One of the leading young Irish pianists of his generation, Michael McHale's playing has been described as 'instantly engaging' (The Times), with 'lucidity and elegance' (Daily Telegraph). After graduating from Cambridge University with a double first-class honours degree in Music, Michael went on to study piano with Christopher Elton at the Royal Academy of Music as holder of the EMI Music Sound Foundation Scholarship. A former student of John O'Conor and Reamonn Keary at the Royal Irish Academy of Music, he won the 2004 Camerata Ireland Musician of the Year, and was winner of the Brennan and Field Prizes at the 2006 AXA Dublin International Piano Competition. Michael was featured as a 'rising star' in International Piano magazine as a result of his performance of two Mozart concertos with the Halle Orchestra at the Piano 2006 festival in Manchester. He has performed throughout the UK and Ireland, France, Belgium, Germany, Hungary and USA, including several broadcast performances for BBC Radio 3 and RTE Radio, and has performed Beethoven Concertos 3 and 4 with the Ulster Orchestra and Mozart's Concerto for Two Pianos with Barry Douglas and Camerata Ireland. Recent engagements include solo recitals in the Phillips Collection, Washington DC and National Concert Hall, Dublin, a concert tour of Ireland with Ensemble Avalon and performances of Beethoven's 'Emperor' Concerto with the Ulster Orchestra (for BBC Radio) and the National Youth Orchestra of Ireland (for RTE Lyric FM). Michael is grateful to Camerata Ireland / Accenture, the Musicians' Benevolent Fund, Countess of Munster Musical Trust, Making Music and the Arts Council of Young Musicians' Platform for supporting his performing career.

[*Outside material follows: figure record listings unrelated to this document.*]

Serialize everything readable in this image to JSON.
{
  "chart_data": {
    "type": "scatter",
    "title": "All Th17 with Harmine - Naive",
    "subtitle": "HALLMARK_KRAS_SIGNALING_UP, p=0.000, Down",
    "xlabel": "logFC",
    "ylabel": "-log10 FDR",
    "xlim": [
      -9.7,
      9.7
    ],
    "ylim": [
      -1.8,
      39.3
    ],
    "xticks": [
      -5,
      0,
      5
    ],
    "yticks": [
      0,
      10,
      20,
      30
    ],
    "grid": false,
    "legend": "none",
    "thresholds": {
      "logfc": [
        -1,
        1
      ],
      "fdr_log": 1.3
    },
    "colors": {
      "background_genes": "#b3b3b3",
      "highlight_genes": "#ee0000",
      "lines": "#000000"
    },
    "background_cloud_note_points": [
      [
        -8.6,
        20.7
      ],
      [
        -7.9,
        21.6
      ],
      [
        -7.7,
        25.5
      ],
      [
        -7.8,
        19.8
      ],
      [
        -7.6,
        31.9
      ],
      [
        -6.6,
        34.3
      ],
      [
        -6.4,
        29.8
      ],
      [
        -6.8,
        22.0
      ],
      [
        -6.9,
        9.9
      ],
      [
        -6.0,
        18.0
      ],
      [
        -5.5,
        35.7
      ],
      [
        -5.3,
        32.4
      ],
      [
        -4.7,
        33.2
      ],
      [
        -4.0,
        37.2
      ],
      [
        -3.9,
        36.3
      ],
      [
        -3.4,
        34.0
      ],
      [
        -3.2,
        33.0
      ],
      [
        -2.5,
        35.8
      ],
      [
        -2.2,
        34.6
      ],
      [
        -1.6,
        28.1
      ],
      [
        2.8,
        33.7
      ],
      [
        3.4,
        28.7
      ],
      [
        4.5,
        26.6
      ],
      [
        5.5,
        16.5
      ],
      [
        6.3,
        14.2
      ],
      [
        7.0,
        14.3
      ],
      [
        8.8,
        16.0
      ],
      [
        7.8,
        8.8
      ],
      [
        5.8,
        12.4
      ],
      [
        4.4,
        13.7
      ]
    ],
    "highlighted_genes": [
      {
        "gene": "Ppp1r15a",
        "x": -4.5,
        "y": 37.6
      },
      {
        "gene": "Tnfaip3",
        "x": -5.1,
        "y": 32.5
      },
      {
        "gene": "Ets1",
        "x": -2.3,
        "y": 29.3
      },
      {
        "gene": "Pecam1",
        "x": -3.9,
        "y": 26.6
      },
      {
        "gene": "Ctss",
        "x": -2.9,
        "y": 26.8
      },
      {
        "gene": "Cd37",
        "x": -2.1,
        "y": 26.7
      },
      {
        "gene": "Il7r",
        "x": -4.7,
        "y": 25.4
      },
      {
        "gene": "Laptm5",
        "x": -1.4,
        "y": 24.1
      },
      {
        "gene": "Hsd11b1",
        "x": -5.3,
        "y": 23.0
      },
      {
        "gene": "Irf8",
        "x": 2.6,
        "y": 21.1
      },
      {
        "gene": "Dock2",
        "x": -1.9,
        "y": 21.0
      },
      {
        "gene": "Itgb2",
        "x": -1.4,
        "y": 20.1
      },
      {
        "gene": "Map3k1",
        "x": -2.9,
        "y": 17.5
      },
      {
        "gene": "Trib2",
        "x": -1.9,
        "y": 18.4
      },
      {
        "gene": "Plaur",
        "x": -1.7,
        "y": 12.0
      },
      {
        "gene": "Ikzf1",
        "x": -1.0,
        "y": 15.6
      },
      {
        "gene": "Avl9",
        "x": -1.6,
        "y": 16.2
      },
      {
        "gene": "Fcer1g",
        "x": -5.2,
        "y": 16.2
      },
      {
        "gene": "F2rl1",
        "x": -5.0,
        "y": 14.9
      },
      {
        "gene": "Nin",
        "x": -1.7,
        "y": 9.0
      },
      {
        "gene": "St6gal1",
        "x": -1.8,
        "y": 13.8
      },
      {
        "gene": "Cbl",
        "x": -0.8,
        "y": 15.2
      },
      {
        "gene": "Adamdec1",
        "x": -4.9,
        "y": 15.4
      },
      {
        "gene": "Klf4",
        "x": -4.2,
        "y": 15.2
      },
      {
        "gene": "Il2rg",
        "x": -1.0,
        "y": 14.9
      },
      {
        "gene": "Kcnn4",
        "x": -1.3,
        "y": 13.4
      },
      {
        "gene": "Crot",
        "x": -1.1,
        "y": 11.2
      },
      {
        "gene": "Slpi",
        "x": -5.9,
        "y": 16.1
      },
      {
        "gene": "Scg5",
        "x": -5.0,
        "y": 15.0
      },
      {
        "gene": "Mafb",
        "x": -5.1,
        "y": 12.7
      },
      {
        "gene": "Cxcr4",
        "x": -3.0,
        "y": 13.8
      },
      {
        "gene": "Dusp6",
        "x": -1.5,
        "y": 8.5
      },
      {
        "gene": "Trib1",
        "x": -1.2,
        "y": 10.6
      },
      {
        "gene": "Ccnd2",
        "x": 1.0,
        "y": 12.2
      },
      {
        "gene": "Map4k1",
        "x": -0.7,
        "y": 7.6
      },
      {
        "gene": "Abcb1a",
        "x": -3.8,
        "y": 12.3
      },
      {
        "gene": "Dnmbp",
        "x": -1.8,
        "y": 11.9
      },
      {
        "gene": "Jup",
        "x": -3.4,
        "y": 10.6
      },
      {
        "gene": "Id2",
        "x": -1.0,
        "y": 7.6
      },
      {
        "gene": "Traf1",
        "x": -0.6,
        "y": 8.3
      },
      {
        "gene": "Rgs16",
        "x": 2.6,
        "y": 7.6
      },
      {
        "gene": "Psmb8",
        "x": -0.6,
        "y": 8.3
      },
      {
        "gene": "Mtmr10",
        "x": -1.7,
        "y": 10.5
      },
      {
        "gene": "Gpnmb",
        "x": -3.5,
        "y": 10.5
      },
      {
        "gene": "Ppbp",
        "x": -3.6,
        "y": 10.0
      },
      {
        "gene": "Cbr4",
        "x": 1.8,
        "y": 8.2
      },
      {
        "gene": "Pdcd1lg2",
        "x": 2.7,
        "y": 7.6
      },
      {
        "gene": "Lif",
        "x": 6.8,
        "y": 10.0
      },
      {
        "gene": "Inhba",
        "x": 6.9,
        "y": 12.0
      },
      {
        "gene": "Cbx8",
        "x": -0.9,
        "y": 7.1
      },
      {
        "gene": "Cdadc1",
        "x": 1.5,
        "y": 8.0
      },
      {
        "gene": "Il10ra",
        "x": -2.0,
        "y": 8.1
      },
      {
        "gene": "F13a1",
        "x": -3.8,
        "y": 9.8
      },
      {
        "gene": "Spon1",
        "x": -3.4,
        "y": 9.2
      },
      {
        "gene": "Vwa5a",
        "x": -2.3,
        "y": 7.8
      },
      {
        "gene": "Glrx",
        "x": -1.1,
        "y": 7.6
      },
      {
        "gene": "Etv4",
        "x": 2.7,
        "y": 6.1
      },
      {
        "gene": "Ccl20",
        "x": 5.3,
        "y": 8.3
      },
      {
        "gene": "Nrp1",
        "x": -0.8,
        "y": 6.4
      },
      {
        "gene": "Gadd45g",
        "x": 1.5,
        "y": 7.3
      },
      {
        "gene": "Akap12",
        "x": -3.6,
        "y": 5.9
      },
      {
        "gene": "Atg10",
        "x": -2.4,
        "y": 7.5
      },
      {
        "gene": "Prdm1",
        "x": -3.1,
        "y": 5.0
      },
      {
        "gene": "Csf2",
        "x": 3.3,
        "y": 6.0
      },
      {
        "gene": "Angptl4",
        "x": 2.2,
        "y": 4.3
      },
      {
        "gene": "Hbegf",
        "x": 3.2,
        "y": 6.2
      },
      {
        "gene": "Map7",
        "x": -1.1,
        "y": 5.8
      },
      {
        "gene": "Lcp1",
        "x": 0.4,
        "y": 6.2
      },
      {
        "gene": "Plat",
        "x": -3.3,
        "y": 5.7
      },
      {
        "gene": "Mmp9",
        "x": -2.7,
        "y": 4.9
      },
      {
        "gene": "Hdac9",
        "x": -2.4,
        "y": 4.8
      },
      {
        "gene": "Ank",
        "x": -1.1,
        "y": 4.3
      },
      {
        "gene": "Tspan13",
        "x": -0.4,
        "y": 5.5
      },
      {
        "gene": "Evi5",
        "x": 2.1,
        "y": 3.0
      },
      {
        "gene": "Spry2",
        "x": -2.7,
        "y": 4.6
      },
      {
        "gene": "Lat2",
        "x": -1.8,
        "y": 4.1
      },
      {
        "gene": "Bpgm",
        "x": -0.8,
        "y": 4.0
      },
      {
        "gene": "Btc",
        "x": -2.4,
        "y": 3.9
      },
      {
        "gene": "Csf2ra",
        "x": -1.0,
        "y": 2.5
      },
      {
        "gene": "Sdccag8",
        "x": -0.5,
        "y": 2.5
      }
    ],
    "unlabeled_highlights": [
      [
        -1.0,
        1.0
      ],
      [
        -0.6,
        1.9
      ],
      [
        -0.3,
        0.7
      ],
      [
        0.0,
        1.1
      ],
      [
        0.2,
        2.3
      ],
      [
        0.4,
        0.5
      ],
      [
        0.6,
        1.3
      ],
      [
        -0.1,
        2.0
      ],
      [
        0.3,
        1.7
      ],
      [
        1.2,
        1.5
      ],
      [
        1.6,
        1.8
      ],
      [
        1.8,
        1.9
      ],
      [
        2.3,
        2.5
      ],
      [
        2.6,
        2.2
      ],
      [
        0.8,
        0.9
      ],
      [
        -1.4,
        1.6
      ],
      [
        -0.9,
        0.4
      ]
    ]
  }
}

Ioana Petcu Colan - violin

An Irish violinist of Romanian origin, Ioana is an established soloist and chamber musician travelling internationally to perform from her current home in Barcelona. Ioana's solo appearances with orchestra have featured Khachaturian, Shostakovitch, Bruch, Beethoven, Mozart and both Prokofiev Violin Concertos as well as works by Saint-Saens, Wieniaswki, Mozart and Sarasate and concertos by Bach performed both on modern and baroque violin. Ioana is soloist on two CDs released by RTE and was invited to premier 'Elastic Harmonic' for Violin and Orchestra by Irish composer Donnacha Dennehy on Irish national television. A keen chamber musician, Ioana is former 1st violin and founder member of the Callino Quartet with whom she enjoyed a full and varied performing career spanning seven years including concert tours, festival appearances and recordings, the latest release being 'Veer', a disc of Ian Wilson's string quartets. In duo partnership she has performed the complete Beethoven Piano and Violin Sonata cycle and has performed most of the major duo repertoire extensively. As a chamber musician, she has performed in such prestigious venues as London's Wigmore Hall, Dublin's National Concert Hall and Manchester's Bridgewater Hall and at many international festivals - Cheltenham, Ryedale, Bergen, Heidelberg Fruhlungs, West Cork Chamber Music, Kilkenny Arts, Clandeboye, Sligo New Music, 'Up North' and others. Ioana is currently a member of Ensemble Avalon and of the Irish Chamber Orchestra and is guest violinist with various ensembles. Ioana's studies took her from Ireland through France, obtaining the Premier Prix a l'Unanimite at the age of sixteen, to the UK where she was awarded a 1st class Honours BMus degree from the London Royal Academy of Music before returning to Ireland to receive a 1st-class MA in Performance from the Cork School of Music. Ioana plays on an Italian violin, built by Goffredo Cappa in 1695.